Using the US census data on agriculture, we can use various features on county level
County wise(Census Data) on agriculture (2007, adjusted) --> https://www.census.gov/support/USACdataDownloads.html
- Total number of farms in each county( Assumption: The more the number of farms the more the yield){ The above data gives us 2007 census (adjusted)}
- Average age of farm operators( Hypothesis: If average age should be in between 30-40, the yield should increase, as this age group have a unique combination of youthful energy and experience and would work harder and smarter, while higher average age, shows that, the youth is losing interest and that would have detrimental effect on farming.)

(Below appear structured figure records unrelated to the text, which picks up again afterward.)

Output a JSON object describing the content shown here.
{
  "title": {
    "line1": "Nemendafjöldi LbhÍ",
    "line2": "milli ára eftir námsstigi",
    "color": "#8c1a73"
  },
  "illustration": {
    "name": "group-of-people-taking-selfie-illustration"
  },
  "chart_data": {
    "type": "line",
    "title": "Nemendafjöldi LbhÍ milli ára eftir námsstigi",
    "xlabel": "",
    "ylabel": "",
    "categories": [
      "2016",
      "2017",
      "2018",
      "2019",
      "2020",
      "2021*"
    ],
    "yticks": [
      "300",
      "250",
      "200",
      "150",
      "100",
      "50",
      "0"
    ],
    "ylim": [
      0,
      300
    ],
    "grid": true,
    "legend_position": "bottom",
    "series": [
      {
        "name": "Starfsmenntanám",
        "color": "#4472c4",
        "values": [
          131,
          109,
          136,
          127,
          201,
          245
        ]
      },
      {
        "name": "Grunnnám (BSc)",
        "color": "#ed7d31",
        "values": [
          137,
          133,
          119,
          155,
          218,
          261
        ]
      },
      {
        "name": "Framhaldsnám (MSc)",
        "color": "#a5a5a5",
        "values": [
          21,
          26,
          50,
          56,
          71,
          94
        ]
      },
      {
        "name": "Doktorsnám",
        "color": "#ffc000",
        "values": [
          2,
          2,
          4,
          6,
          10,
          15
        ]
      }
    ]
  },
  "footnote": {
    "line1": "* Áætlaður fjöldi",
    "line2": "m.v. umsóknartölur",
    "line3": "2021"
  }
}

- Average size of farms( Hypothesis: As the average size increases, the yield should increase)
- The Feed-Forward Neural Network shows the least predictive power, but if more time is devoted it could be further optimized to perform better( XGBoost also did not perform quite well in the first iteration but after optimizing the hyper parameters associated with it, the performance improved significantly).